I took a trip in the Sonata and watched the tach pretty closely so I have
the answer to your question about RPM's at 60 MPH. How does 2050 rpm sound?
At 65 it's about 2200.
As I said earlier, that's on the flat. If I hit a slight hill, the rpm's go
up to 2200 to maintain the 60 mph and as soon as I crest the hill they
slowly go back to 2050. I can't feel the lock/unlock of the converter so
Hyundai has really done a good job - at least on my car.
That is interesting. It looks like the gearing is MUCH higher in the
automatic 4 cylinder than with the 5 speed manual. I forget my RPMs
exactly (I posted that here some time ago), but I think I run close to
2500 at 60 MPH is memory serves. I think I'm around 2750 at 65 and just
shy of 3 grand at 70.
That may well explain why you get 1-2 MPG more on the highway than me,
although the interesting thing is that the EPA rating is 1 higher for
the standard on the highway. It would also explain why the standard
shift car felt so much more responsive than the automatic. The
automatic 4 felt pretty lethargic to me. I drove a V-6 and that was
much peppier. I then drove the standard shift 4 cylinder and it felt
even more responsive than the V-6, other than right off the line. The
performance stats show that the V-6 is quicker, but the standard shift 4
is very peppy compared to the auto 4. I can see why now as running
nearly 500 RPM faster at a given speed would make a huge difference in
the amount of torque available.
Wow, that is an amazing difference! I'm like you - how can they figure the
stick makes one mpg more with that big a difference in rpm's? I know it
doesn't take much push on the go pedal to have it go up to 2200 at 60 but
that still is nowhere near your rpm's.
I guess it's because I'm getting to be an old fart, but I'm happy with the
acceleration on mine. I guess I need to buy back my 69 427 vette. :o) I
wonder if it's still worth the $3200 I sold it for!!!! :o(
FWIW, the V-6 is 2200 at 70 MPH.
The ratings for the standard trans are greater but it may be skewed because
of the unrealistic test methods. You'd probably have to look at the power
curves to see how they compare at test speeds.
From the EPA:
The city and highway tests are currently performed under mild climate
conditions (75 degrees F) and include acceleration rates and driving speeds
that EPA believes are generally lower than those used by drivers in the real
world. Neither test is run while using accessories, such as air
conditioning. The highway test has a top speed of 60 miles per hour, and an
average speed of only 48 miles per hour.
That's comparable to what I see in my manual Elanta, which makes sense
since the 4 cylinder models use the same drivtrain.
FWIW, at 65mph my Elantra consistently exceeds its EPA highway rating by
2-3 mpg, at least when the weather is warm (in cold weather with snow
tires, the mileage drops some). This seems to be pretty common with the
manual, but the autos seem to struggle to reach their rated mileage.
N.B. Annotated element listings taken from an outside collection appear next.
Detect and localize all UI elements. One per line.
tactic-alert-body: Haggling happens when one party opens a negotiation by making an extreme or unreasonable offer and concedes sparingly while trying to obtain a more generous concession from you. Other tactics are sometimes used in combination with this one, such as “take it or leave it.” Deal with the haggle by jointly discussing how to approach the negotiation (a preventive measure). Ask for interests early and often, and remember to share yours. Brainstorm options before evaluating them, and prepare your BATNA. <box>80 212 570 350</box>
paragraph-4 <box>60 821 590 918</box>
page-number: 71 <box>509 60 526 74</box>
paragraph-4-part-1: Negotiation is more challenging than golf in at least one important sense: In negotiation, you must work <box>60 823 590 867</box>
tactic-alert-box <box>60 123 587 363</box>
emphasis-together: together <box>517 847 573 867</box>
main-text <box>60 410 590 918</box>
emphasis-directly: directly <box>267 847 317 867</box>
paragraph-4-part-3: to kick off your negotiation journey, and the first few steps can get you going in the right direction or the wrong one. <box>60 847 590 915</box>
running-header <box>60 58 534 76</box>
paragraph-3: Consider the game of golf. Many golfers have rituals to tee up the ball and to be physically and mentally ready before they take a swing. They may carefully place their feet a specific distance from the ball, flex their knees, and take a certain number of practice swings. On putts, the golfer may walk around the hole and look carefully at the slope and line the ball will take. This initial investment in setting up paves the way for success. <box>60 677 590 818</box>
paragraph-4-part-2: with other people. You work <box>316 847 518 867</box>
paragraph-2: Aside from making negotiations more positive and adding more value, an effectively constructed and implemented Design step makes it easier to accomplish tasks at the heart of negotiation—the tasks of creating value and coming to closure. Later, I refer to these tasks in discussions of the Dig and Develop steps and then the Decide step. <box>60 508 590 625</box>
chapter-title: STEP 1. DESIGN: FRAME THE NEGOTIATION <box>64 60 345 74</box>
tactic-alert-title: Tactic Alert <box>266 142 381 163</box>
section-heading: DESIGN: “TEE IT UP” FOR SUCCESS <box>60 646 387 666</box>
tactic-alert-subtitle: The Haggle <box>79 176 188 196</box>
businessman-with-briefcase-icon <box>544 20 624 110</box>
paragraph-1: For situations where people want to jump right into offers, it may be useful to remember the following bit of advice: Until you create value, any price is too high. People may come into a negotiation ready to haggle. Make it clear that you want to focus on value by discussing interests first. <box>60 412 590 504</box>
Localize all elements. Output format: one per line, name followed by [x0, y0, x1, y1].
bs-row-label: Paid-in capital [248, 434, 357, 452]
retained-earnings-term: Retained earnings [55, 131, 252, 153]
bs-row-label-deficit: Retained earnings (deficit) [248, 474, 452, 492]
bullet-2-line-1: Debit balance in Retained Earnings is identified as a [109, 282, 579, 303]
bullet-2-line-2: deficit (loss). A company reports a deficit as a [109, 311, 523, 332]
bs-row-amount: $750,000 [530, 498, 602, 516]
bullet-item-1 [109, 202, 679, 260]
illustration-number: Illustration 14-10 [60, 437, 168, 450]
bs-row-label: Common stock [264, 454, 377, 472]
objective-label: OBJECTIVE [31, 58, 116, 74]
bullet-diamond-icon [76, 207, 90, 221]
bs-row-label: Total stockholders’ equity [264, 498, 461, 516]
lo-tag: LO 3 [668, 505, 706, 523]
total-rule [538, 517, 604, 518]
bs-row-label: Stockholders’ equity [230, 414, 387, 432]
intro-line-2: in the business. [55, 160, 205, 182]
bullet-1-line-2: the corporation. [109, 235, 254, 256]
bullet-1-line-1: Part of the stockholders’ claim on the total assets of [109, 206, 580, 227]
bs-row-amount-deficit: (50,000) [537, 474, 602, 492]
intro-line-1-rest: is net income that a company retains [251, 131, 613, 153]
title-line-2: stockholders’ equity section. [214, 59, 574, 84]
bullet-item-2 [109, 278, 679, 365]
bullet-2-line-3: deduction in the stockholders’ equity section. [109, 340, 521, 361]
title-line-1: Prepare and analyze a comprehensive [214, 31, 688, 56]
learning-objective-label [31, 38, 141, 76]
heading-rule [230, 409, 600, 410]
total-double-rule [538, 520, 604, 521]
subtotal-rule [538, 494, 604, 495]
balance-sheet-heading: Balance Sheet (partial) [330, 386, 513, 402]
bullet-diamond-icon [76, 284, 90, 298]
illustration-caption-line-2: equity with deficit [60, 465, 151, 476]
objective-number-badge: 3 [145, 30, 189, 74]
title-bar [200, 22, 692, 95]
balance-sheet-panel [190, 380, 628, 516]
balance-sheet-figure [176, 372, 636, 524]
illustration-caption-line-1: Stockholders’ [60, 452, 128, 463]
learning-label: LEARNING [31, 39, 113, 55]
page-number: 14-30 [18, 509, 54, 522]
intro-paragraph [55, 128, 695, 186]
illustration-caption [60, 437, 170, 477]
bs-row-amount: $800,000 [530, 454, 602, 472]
That may be different with the Sonata, however.
I've never yet matched my highway estimate of 34 MPH. I got above 32
once or twice, but never close to 34. Now, I haven't taken a long trip
in warm weather on a level interstate either. My trips have been in
moderate weather (50s - 60s) on I80 in PA, which isn't even close to
The interesting part is that my mileage is only marginally better on a
trip than commuting to work. My long-term average is still pretty close
to 29.5, but my best ever was only 32.3 (I just checked my spreadsheet).
So the Sonata is pretty consistent tank to tank, but never close to 34.
It's normal to design a manual transmission to run at a higher rpm in
overdrive than an automatic. The automatic can turn off the torque
converter clutch for additional rpm and torque. The manual doesn't have
Was that an 4 or 6? On my 2007 I4 (less than 1000 miles) at 60MPH my tach
shows just under 2K rpms and jumps about 200 on a slight hill. I would
assume if you have an I4 also with the same configuration, that the
difference is within the margin of error for tachs. Anyone up for doing the
math with the ratios and tell us what it should be?